Côté carrière, le comédien enchaîne les performances d’exception avec Coup de tête de Jean-Jacques Annaud et Série Noire d’Alain Corneau en 1979, puis Un mauvais fils de Claude Sautet en 1980. Mais Patrick Dewaere développe une addiction à la drogue, et se montre de plus en plus instable sur les plateaux, comme lorsqu’il manque de se battre avec Yves Boisset sur le tournage de Le Juge Fayard dit « le Shériff ». L’éclat de trop survient lorsqu’il passe à tabac le reporter Patrice de Nussac du Journal du Dimanche, lui reprochant d’avoir révélé son mariage futur avec Elisabeth Malvina Chalier dite Elsa. Ce qui vaut à l’acteur, réputé pour ses accès de violence et ses rôles d’écorchés vif, d’être boycotté par la presse. Souffrant d’un manque de reconnaissance, s’enfermant progressivement dans son addiction, le monstre sacré n’en est pas pour autant oublié par le monde du cinéma : il est repéré dans Série Noire par Orson Welles, qui lui propose un projet de film, puis est choisi par Claude Lelouch pour jouer Marcel Cerdan dans Edith et Marcel, s’astreignant à une préparation stricte. 

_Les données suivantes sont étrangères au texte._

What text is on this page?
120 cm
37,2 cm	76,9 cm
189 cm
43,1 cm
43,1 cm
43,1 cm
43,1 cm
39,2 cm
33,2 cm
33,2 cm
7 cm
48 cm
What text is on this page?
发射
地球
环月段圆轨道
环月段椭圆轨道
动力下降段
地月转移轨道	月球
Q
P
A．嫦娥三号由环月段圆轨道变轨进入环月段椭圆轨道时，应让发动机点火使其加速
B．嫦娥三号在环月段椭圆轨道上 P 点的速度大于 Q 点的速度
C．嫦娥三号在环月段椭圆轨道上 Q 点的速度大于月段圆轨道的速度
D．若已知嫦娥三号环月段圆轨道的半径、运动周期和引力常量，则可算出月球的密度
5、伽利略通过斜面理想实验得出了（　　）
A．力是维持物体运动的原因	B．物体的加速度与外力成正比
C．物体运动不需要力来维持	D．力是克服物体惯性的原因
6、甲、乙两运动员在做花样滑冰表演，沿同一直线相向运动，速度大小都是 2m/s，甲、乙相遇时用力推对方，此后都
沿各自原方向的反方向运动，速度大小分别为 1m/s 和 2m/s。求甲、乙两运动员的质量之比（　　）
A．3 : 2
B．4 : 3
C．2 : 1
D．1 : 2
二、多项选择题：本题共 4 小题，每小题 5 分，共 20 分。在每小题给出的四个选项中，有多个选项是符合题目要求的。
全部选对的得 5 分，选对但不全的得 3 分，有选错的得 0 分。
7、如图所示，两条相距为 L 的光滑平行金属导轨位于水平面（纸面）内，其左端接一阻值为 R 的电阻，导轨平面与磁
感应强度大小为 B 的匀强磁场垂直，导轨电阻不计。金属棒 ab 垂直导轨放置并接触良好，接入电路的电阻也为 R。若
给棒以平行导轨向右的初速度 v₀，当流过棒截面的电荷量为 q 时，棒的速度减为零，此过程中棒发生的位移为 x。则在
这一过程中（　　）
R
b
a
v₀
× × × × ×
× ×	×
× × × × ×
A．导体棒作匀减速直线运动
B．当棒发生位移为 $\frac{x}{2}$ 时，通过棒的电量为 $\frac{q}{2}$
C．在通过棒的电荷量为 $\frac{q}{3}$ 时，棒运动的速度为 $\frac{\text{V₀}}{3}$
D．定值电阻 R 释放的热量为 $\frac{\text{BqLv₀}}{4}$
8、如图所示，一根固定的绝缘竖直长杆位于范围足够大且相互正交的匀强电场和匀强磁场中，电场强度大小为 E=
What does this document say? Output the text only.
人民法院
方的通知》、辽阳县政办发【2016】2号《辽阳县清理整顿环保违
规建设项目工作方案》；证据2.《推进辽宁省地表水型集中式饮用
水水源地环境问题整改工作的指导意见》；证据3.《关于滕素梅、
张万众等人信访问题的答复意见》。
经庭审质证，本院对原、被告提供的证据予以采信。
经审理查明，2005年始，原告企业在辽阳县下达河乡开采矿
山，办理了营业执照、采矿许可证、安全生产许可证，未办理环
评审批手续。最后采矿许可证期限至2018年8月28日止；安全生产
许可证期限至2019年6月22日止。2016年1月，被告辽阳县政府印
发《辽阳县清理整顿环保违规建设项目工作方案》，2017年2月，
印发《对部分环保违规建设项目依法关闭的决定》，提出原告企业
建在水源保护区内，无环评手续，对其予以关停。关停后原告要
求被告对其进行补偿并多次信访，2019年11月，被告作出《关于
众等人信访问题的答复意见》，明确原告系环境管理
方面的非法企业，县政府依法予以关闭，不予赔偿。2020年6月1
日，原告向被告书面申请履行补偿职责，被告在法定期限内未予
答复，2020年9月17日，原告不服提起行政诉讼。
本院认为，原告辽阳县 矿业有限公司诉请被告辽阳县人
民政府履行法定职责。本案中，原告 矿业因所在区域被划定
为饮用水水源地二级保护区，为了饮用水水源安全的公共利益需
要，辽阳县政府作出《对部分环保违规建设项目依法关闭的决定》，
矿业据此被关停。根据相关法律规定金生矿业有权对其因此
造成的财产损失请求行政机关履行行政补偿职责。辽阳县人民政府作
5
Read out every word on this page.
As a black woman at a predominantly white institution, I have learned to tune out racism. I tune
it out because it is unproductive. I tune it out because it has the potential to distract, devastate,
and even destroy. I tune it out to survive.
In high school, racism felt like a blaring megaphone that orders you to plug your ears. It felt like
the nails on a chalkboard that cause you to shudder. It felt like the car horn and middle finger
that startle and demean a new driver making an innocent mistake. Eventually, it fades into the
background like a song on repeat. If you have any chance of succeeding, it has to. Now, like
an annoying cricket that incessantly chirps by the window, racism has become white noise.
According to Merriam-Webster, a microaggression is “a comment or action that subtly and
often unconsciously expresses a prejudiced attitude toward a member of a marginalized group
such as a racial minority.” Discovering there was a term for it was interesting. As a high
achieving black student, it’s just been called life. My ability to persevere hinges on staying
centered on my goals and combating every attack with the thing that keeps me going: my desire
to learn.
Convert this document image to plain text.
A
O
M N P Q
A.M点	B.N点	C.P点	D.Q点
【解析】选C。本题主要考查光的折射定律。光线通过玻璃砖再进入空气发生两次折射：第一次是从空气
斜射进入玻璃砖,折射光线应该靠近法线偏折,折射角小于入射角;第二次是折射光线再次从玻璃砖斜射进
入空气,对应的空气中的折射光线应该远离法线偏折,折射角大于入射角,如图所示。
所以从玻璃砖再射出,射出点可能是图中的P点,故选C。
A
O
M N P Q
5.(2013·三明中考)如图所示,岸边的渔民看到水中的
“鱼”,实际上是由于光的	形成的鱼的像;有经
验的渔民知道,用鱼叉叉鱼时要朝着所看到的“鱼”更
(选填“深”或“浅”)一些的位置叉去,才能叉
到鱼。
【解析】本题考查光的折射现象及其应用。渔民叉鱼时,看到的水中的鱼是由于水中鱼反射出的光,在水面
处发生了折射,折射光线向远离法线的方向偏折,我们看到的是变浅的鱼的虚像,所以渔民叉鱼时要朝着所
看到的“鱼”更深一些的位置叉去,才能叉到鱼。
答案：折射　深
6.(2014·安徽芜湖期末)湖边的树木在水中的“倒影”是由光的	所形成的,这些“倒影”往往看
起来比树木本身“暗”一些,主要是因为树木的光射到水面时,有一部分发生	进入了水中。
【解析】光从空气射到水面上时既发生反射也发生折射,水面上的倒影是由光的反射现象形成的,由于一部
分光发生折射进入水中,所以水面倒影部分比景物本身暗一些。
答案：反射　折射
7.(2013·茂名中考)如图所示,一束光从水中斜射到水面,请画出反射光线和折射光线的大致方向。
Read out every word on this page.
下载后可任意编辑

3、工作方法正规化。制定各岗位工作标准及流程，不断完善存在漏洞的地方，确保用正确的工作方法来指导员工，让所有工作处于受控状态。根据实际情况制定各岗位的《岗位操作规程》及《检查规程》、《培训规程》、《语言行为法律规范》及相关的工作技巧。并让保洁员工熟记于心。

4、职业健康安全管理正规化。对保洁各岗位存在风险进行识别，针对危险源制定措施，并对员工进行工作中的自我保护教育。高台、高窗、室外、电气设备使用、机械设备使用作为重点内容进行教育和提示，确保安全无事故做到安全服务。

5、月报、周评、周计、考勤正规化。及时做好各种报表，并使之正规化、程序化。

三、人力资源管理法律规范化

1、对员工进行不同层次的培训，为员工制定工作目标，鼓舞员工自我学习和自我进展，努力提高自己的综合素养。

Pourtant, entre les dettes, les problèmes d’impôts et la séparation avec Elsa qui l’a quitté pour Coluche, les soucis s’accumulent. Alors qu’il répète, le 16 juillet 1982, avec Claude Lelouch et Évelyne Bouix, le comédien reçoit un coup de fil de son ancienne compagne, qui lui assure qu’il « ne reverra plus jamais sa fille » Lola. L’acteur de 35 ans rentre de façon impromptue dans sa maison du 14e arrondissement de Paris, et se suicide en se tirant une balle dans la tête avec la carabine que lui avait offerte Coluche. Un geste ultime de détresse et qui finira d’entériner la légende de celui qui confiait, déjà en 1979, à un journaliste : « Je ne serai jamais vieux ».